We not only had baby pictures, we had movies, acres of footage (tablecloth turns into movie screen) Sam walking, sitting, reading, going to school, riding a pony (this can be done with film or with shadows) I never had this much attention in my whole life. I started to hate him. Would hate be the right word? I didn't want to see him, smell him, touch him, hear his name. He was the king of the house (puts on tablecloth like cape gets up and starts walking around- realizes what she is doing and sits down) He was the king.
Christ, I was jealous of Jesus when I was little because he had a perfect mother and a stepfather who rushed into save him. When was someone going to rush in and save me?
The nuns tried (she starts to put napkin on head like nun's habit) No, that only works if....
(She starts to sing quietly "Ooh-oo child things are going to be easier, Ooh-oo child things are going to be brighter. One day yeah, we'll walk in the rain of a beautiful sun, one day yeah..")
(Sam is sitting across from her at table)
You became quiet. A little too quiet. Tiptoeing around me, the way I used to tiptoe around my father. I wanted you to love me, but you can't force love. If I was a genie, I would have given you to someone who knew how to love you. What's that you say? No one knows how to love?
Shoplifting, setting fires, shooting up, anything you could do to get someones attention, were your 'episodes'. What's that? At least I paid attention to you then? Who the hell paid attention to me?
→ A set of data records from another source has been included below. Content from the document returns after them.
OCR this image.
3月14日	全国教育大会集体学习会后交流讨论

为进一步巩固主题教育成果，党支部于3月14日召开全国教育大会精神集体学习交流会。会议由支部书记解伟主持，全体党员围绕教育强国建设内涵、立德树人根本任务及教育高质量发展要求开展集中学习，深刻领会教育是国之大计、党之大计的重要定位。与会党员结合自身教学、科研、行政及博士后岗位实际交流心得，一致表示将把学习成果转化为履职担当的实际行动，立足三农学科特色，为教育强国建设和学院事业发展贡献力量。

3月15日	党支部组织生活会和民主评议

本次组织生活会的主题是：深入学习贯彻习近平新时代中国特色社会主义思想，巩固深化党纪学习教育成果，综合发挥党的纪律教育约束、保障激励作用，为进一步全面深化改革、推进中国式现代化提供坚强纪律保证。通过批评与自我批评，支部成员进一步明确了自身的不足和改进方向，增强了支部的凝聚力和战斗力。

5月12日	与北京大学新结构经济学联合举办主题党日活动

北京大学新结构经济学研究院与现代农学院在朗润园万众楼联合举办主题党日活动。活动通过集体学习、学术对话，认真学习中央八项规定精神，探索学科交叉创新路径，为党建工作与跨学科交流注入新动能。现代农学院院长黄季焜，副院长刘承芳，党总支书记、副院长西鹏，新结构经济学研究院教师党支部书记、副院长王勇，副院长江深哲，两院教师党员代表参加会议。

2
(Sam turns his back in the chair- or leaves table?)
Sam didn't say anything when he left. No big scene. I was no longer living with Sean, but we talked from time to time as only people who share a child do. Pretending we had more in common when we did. Sean found him in his bed.
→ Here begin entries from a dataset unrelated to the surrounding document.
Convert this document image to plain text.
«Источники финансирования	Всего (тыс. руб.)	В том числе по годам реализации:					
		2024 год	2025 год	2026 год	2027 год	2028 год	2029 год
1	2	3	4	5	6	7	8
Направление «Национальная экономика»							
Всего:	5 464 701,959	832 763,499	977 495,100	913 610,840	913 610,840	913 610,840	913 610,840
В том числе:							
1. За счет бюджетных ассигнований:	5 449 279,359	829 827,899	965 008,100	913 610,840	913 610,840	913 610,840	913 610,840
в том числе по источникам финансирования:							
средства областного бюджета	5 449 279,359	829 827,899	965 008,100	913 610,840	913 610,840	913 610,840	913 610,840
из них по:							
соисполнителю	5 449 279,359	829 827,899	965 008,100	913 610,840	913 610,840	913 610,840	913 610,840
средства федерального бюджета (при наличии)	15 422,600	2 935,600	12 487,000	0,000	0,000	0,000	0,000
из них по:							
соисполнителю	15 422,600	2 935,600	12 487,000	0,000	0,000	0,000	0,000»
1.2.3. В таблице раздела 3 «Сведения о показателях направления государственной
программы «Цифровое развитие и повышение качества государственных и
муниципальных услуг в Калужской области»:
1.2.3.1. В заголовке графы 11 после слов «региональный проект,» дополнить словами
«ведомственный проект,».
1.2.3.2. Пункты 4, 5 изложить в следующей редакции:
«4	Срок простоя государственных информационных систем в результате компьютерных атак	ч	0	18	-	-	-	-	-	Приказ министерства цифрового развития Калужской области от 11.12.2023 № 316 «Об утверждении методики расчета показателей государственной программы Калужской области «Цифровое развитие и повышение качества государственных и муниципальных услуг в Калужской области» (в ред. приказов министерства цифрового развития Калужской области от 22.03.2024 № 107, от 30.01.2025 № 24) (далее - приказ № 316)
When I saw him he was tucked in bed with a lot of sheets wrapped around him, if they were drenched in ice water, it would have been just like how I used to see my father. I reached over and touched him because he was asleep and he would not flinch. Sam, I said, bold enough not to whisper, not scared to wake him up ' Sam, I love you.
(lays her hands on Sam)
Babe, that was a long time ago. Do you remember that?